---
datasets:
- tinyllms/game24-trajectories
- tinyllms/aime-1983-2023-trajectories
base_model:
- Qwen/Qwen2.5-7B-Instruct
tags:
- leave-one-out
- loo-domain-knowledge
- max_seq_length=16384
- lr=2e-5
- batch_size=1
- grad_accum=16
- epochs=1
- qlora
- quantize=4bit_nf4
- lora_rank=64
- lora_alpha=128
- lora_dropout=0.05
- completion_only_loss
- eval_size=0.1
- cosine_schedule
- warmup=0.05
- bf16
- ddp_workers=2
- ray_job=raysubmit_A55M5NnZckrXmfWN
---

# Qwen2.5-7B-Instruct SFT — LOO Domain Knowledge

Fine-tuned from **Qwen/Qwen2.5-7B-Instruct** using QLoRA (4-bit NF4 quantization + LoRA adapters, merged before upload).
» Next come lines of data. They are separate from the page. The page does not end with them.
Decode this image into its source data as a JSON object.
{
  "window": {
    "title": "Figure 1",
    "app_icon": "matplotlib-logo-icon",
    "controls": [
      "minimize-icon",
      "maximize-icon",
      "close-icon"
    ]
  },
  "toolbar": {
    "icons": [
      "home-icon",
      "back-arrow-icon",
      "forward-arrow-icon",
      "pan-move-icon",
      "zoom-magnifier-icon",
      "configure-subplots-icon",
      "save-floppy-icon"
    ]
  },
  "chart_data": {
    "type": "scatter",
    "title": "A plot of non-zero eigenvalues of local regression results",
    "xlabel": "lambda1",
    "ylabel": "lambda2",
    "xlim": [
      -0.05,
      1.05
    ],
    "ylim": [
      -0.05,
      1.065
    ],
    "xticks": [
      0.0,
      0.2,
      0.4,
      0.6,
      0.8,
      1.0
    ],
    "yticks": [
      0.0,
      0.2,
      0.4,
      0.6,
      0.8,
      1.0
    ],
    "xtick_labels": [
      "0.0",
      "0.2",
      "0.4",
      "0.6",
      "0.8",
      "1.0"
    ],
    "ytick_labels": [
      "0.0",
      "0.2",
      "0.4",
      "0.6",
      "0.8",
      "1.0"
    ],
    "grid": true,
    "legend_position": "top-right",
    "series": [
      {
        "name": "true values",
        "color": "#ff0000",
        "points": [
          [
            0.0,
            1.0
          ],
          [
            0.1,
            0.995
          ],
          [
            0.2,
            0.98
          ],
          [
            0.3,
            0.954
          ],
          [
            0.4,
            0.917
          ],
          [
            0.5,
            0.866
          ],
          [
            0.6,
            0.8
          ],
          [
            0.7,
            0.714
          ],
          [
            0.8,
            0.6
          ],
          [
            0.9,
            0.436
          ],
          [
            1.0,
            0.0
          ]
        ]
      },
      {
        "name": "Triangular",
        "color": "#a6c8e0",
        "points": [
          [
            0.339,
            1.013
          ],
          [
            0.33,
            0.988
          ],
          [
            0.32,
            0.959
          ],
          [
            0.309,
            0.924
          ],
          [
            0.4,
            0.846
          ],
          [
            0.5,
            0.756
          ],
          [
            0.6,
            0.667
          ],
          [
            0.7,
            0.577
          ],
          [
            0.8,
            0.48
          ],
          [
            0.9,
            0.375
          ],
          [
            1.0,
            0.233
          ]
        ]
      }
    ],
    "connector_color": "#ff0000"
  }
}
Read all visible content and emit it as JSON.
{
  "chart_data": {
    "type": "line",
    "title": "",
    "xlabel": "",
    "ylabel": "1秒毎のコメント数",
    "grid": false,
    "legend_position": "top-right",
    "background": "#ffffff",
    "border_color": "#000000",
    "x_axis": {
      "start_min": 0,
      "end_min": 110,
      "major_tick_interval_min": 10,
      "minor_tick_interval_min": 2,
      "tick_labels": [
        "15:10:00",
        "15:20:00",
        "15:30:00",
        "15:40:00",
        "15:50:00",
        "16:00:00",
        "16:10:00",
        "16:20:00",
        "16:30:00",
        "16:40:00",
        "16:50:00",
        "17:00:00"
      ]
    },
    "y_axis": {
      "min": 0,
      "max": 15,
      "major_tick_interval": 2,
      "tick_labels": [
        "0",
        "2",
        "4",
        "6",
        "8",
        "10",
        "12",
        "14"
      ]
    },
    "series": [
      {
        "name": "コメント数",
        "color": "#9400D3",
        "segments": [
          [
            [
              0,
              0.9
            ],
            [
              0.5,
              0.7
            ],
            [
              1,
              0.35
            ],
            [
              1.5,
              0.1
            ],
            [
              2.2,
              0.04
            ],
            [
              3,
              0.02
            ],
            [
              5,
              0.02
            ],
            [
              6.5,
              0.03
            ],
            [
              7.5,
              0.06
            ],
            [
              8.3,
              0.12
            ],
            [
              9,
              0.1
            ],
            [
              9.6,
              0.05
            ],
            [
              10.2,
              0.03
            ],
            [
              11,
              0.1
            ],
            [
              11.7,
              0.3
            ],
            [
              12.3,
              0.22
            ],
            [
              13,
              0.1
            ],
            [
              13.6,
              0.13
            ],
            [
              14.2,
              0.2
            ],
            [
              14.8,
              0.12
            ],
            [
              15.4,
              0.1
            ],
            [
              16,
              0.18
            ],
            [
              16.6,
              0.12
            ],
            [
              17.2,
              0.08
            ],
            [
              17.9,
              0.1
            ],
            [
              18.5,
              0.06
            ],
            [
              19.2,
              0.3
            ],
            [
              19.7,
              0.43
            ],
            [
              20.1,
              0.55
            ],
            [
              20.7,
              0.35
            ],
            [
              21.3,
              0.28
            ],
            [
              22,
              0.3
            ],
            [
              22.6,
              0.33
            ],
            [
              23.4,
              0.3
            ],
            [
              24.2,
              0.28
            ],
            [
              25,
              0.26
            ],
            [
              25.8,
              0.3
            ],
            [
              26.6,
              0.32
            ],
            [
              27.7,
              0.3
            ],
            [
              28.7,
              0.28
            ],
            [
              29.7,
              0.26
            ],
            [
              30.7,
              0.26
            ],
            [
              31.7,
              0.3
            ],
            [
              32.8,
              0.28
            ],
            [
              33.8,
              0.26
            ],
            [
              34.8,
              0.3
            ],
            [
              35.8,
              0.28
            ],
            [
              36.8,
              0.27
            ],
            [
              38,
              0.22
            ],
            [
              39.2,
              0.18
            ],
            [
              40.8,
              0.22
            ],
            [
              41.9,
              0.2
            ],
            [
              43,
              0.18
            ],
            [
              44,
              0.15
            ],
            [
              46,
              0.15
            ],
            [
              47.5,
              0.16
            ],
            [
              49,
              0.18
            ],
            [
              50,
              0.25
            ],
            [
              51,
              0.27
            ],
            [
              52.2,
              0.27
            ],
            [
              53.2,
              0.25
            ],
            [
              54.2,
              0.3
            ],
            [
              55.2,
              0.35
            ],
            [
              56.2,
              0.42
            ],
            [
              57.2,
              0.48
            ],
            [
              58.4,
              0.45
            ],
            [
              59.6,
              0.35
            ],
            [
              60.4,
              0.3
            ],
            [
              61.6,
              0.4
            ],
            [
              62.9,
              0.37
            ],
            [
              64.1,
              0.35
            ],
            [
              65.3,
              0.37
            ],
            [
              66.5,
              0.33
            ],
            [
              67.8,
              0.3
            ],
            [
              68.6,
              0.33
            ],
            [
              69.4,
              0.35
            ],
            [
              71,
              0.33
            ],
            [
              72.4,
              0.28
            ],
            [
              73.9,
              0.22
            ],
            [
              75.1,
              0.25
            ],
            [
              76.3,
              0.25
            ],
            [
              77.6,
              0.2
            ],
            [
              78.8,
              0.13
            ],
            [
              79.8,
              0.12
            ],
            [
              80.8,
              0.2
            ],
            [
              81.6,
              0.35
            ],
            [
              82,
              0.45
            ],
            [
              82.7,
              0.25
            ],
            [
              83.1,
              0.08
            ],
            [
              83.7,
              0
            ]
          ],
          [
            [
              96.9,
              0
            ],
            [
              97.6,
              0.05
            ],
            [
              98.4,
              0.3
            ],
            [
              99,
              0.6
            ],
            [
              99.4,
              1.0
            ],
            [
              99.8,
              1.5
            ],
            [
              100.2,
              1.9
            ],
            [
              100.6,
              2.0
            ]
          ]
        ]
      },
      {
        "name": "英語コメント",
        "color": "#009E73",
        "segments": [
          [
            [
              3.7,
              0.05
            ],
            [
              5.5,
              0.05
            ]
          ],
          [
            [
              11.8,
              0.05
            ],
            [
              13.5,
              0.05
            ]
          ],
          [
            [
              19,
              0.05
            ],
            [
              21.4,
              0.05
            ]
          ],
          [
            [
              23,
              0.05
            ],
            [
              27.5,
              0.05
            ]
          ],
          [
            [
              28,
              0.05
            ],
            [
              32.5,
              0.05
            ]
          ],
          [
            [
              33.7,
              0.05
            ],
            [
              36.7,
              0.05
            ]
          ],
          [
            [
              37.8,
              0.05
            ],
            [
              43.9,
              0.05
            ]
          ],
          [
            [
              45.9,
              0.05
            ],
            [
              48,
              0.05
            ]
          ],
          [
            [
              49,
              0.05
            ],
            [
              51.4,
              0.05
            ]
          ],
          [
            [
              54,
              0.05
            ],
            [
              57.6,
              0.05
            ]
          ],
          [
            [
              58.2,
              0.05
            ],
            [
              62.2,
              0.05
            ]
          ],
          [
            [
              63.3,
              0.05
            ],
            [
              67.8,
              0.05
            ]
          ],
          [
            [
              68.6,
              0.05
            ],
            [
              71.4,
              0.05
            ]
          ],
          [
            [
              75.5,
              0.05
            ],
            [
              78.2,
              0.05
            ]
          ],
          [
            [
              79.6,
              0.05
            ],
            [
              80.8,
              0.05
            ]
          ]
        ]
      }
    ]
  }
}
This is the **SFT stage** of a leave-one-out (LOO) experiment: the model is trained on Game24 and AIME trajectories, deliberately **excluding domain knowledge (GPQA)** data. The held-out domain is later used to measure cross-domain transfer.

## Training Configuration

- **Learning rate:** 2e-5 (cosine schedule, 5% warmup)
- **Batch size:** 1 per device, gradient accumulation 16 (effective batch size 32 with 2 workers)
- **Epochs:** 1
- **Max sequence length:** 16384
- **Precision:** bf16
- **Weight decay:** 0.01

## QLoRA

- **Quantization:** 4-bit NF4 with double quantization
- **LoRA rank:** 64
- **LoRA alpha:** 128
- **LoRA dropout:** 0.05
- **Target modules:** q_proj, k_proj, v_proj, o_proj, gate_proj, up_proj, down_proj

## Loss

- **completion_only_loss:** prompt tokens are masked; loss is computed only on assistant completion tokens
- Dataset is converted from `messages` to `prompt`/`completion` format before training

## Datasets

Trained on two datasets (domain knowledge held out):

| Dataset | Domain |
|---------|--------|
| `tinyllms/game24-trajectories` | Game of 24 — arithmetic reasoning |
| `tinyllms/aime-1983-2023-trajectories` | AIME — competition math |

Examples exceeding `max_seq_len` are filtered out. A 10% holdout is used for evaluation (eval runs every 10 steps).

## Leave-One-Out Design

| Domain | Role |
|--------|------|
| Game24 | Train |
| AIME | Train |
| Domain Knowledge (GPQA) | **Held out** |

The GRPO stage follows using `tinyllms/qwen2.5-7b-instruct-grpo-loo-domain-knowledge`, trained on the same two datasets. Transfer is measured by evaluating on GPQA Diamond.

## Infrastructure

- **GPU:** 2x NVIDIA H100 80GB (DDP)
- **Framework:** TRL 0.29 + Ray Train
- **Tracking:** [Weights & Biases](https://wandb.ai/psr-labs/pocket-sheet-sft/runs/pzs50igz) (project: `pocket-sheet-sft`)
- **Ray Job ID:** raysubmit_A55M5NnZckrXmfWN